There are other widely available biomarkers that could also elucidate physiological mechanisms in the heart protection with SGLT inhibitor treatment. Such an example is C-reactive protein (CRP). Multivariate analysis indicated that increased CRP level is an independent predictor of adverse outcomes in patients with acute or chronic heart failure and, for example, in the Framingham Heart Study, CRP was noted to identify asymptomatic older subjects who were at high risk of the future development of heart failure [55]. Furthermore, there are emerging data on adipose tissue as a source of plasma CRP so it has been addressed as a novel proatherogenic plasma adipokine [45]. Despite this, data on CRP and other inflammatory markers are relatively scarce in humans and further studies in diabetes patients with specific assessment of inflammatory markers are still necessary to determine the contribution of the anti-inflammatory action of SGLT2 inhibitors to the reduction of cardiovascular complications [61]. Together with inflammation, oxidative stress also plays an important role in diabetic myocardial damage. Since it is difficult to measure reactive oxygen species directly in humans, indirect markers of oxidative stress have been sought like myeloperoxidase (MPO). The levels of plasma MPO correlate with the severity of heart failure and are an independent predictor of death from heart failure [55]. The results of prospective studies (showing for example that high MPO levels were able to predict increased risk of developing coronary artery disease in healthy individuals), as well as the ready availability of commercial assays, make MPO one of the most promising biomarkers of oxidative stress for cardiologists, but was not yet evaluated in studies with SGLT2 inhibitors [62].

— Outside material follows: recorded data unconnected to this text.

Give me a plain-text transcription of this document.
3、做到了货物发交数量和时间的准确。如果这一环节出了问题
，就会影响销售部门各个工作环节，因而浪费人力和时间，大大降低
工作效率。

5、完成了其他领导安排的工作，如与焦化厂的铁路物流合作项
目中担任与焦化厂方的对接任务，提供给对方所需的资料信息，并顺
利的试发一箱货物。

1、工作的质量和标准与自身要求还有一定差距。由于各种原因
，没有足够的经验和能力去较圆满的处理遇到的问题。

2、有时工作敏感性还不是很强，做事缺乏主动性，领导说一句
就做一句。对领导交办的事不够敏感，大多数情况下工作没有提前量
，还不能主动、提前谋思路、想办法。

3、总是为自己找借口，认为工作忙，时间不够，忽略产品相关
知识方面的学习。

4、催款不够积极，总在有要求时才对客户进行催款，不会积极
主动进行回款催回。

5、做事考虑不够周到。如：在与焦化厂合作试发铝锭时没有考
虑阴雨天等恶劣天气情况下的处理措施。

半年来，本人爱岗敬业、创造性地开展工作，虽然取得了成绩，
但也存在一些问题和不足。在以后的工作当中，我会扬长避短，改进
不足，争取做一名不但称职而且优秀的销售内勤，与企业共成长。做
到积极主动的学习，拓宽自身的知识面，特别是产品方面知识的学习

SGLT-2 inhibitors have also shown improvement in cardiac function in diabetic cardiomyopathy models and myocardial ischemic models of mice and rats but information with respect to SGLT2 inhibitors effect on myocardial function is very limited in humans [13, 51]. To prevent the progression of heart failure in diabetic patients, a sensitive method of diagnosing the presence of diabetic cardiomyopathy is important. Still, clinical diagnostic methods to monitor myocardial disease progression in diabetic patients are not well established [63]. A recent sensitive and non-invasive method for the evaluation of myocardial systolic and diastolic function—2D-speckle-tracking echocardiography (STE)—has been developed and validated (against tissue Doppler, sonomicrometry and cardiac magnetic resonance) in large number of patients, including subjects with type 2 diabetes and has been shown that among type 2 diabetes patients with a normal 2D ejection fraction, an abnormal global longitudinal strain measured by STE has been found in 30–50% of the subjects. That means that STE could be used to detect subclinical cardiac dysfunction in diabetic patients [51]. More studies on cardiac function and SGLT2 inhibitors, especially using STE are needed.

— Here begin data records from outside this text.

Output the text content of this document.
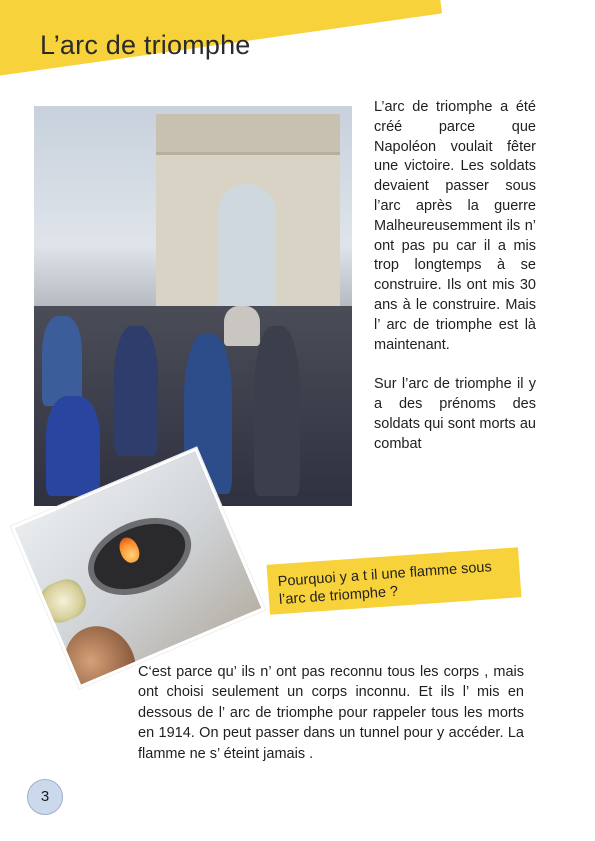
L’arc de triomphe

L’arc de triomphe a été créé parce que Napoléon voulait fêter une victoire. Les soldats devaient passer sous l’arc après la guerre Malheureusemment ils n’ ont pas pu car il a mis trop longtemps à se construire. Ils ont mis 30 ans à le construire. Mais l’ arc de triomphe est là maintenant.

Sur l’arc de triomphe il y a des prénoms des soldats qui sont morts au combat

Pourquoi y a t il une flamme sous l’arc de triomphe ?

C‘est parce qu’ ils n’ ont pas reconnu tous les corps , mais ont choisi seulement un corps inconnu. Et ils l’ mis en dessous de l’ arc de triomphe pour rappeler tous les morts en 1914. On peut passer dans un tunnel pour y accéder. La flamme ne s’ éteint jamais .

3
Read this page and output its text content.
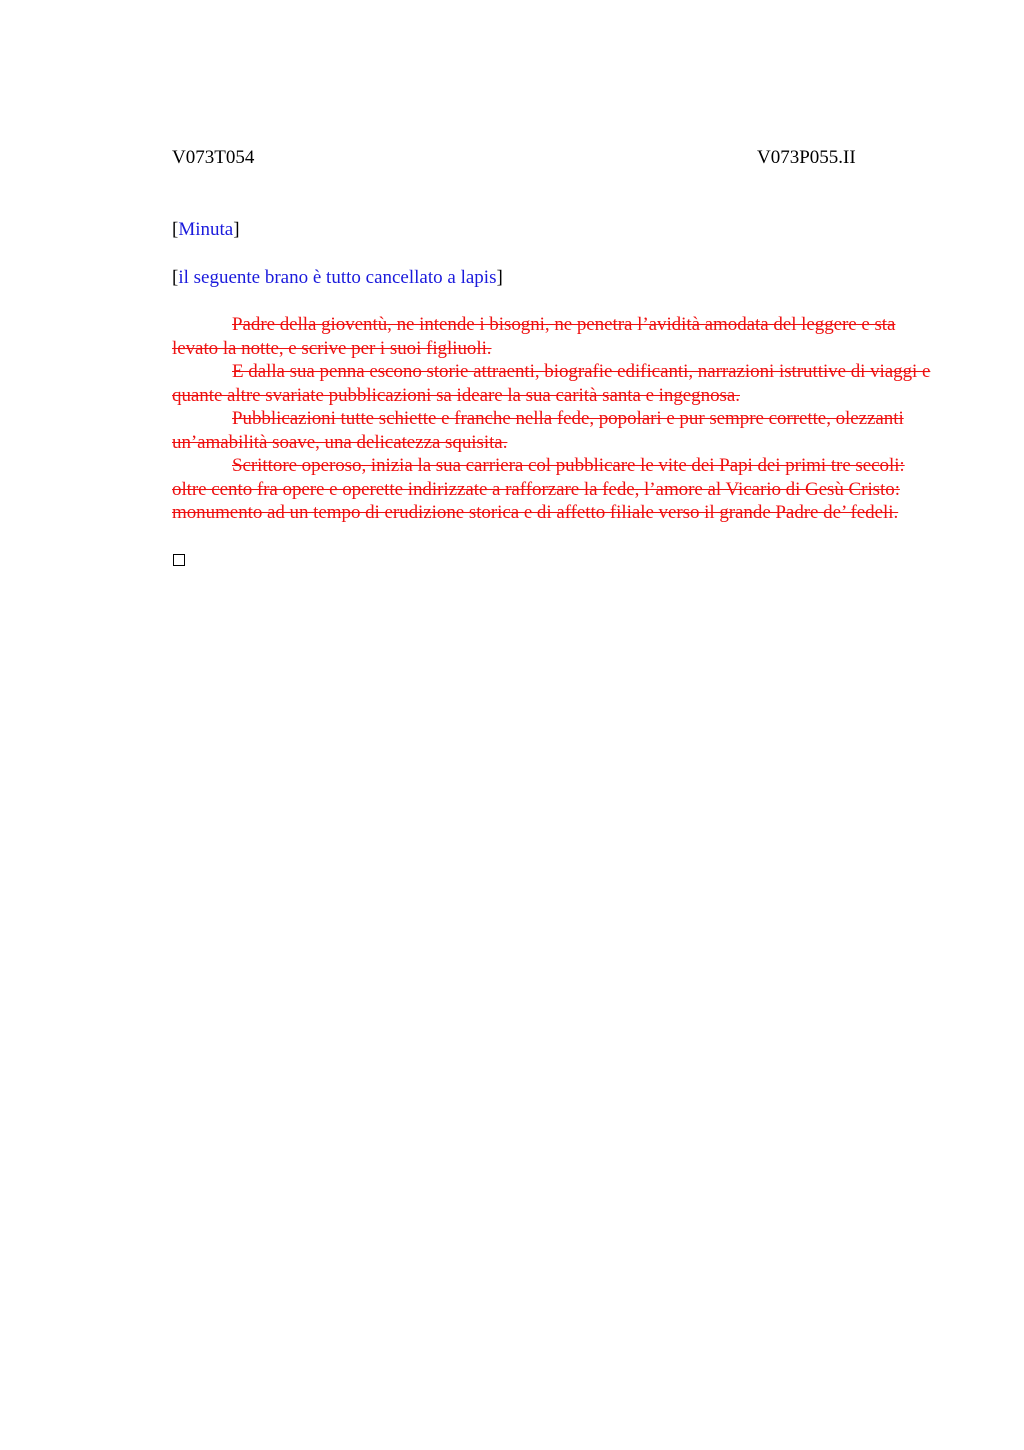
V073T054	V073P055.II
[Minuta]
[il seguente brano è tutto cancellato a lapis]

Padre della gioventù, ne intende i bisogni, ne penetra l’avidità amodata del leggere e sta levato la notte, e scrive per i suoi figliuoli.

E dalla sua penna escono storie attraenti, biografie edificanti, narrazioni istruttive di viaggi e quante altre svariate pubblicazioni sa ideare la sua carità santa e ingegnosa.

Pubblicazioni tutte schiette e franche nella fede, popolari e pur sempre corrette, olezzanti un’amabilità soave, una delicatezza squisita.

Scrittore operoso, inizia la sua carriera col pubblicare le vite dei Papi dei primi tre secoli: oltre cento fra opere e operette indirizzate a rafforzare la fede, l’amore al Vicario di Gesù Cristo: monumento ad un tempo di erudizione storica e di affetto filiale verso il grande Padre de’ fedeli.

In addition to diabetic cardiomyopathy, there are several ongoing studies at the moment addressing the issue of SGLT2 inhibitors in individuals with chronic heart failure and chronic kidney disease without established diabetes [64]. Lastly, we would also encourage more studies on mechanisms of arrhythmias and SGLT2 inhibition as well as the effects of SGLT2 inhibitors on the sympathetic nervous system and neurohumoral activation.

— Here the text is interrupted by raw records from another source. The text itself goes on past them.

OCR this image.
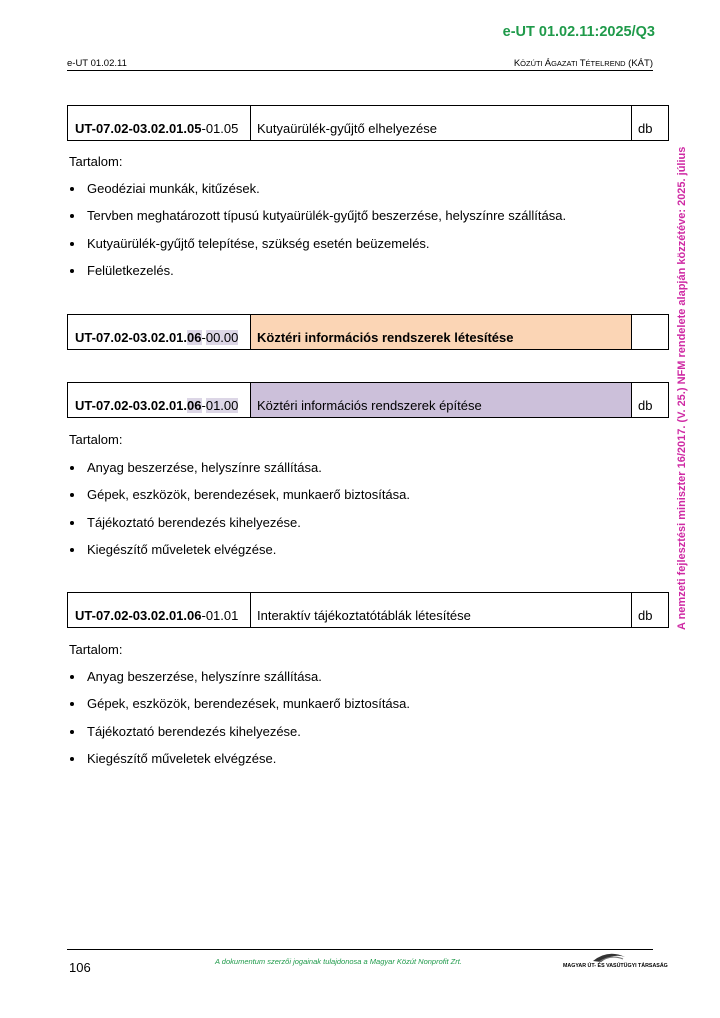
e-UT 01.02.11:2025/Q3
e-UT 01.02.11	KÖZÚTI ÁGAZATI TÉTELREND (KÁT)
UT-07.02-03.02.01.05-01.05	Kutyaürülék-gyűjtő elhelyezése	db
Tartalom:
Geodéziai munkák, kitűzések.
Tervben meghatározott típusú kutyaürülék-gyűjtő beszerzése, helyszínre szállítása.
Kutyaürülék-gyűjtő telepítése, szükség esetén beüzemelés.
Felületkezelés.
UT-07.02-03.02.01.06-00.00	Köztéri információs rendszerek létesítése
UT-07.02-03.02.01.06-01.00	Köztéri információs rendszerek építése	db
Tartalom:
Anyag beszerzése, helyszínre szállítása.
Gépek, eszközök, berendezések, munkaerő biztosítása.
Tájékoztató berendezés kihelyezése.
Kiegészítő műveletek elvégzése.
UT-07.02-03.02.01.06-01.01	Interaktív tájékoztatótáblák létesítése	db
Tartalom:
Anyag beszerzése, helyszínre szállítása.
Gépek, eszközök, berendezések, munkaerő biztosítása.
Tájékoztató berendezés kihelyezése.
Kiegészítő műveletek elvégzése.
A nemzeti fejlesztési miniszter 16/2017. (V. 25.) NFM rendelete alapján közzétéve: 2025. július
106	A dokumentum szerzői jogainak tulajdonosa a Magyar Közút Nonprofit Zrt.	MAGYAR ÚT- ÉS VASÚTÜGYI TÁRSASÁG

It would be of great importance to better understand SGLT2 inhibitor mechanisms of action since they could have a potential to be used in early stages of diabetes as cardioprotective agents. Biomarkers and echocardiographic parameters (especially STE) could be used to monitor different stages of diabetic cardiomyopathy and the detection of the relative changes in these parameters from baseline rather than an absolute cut-off value as in cardio-oncology might be helpful.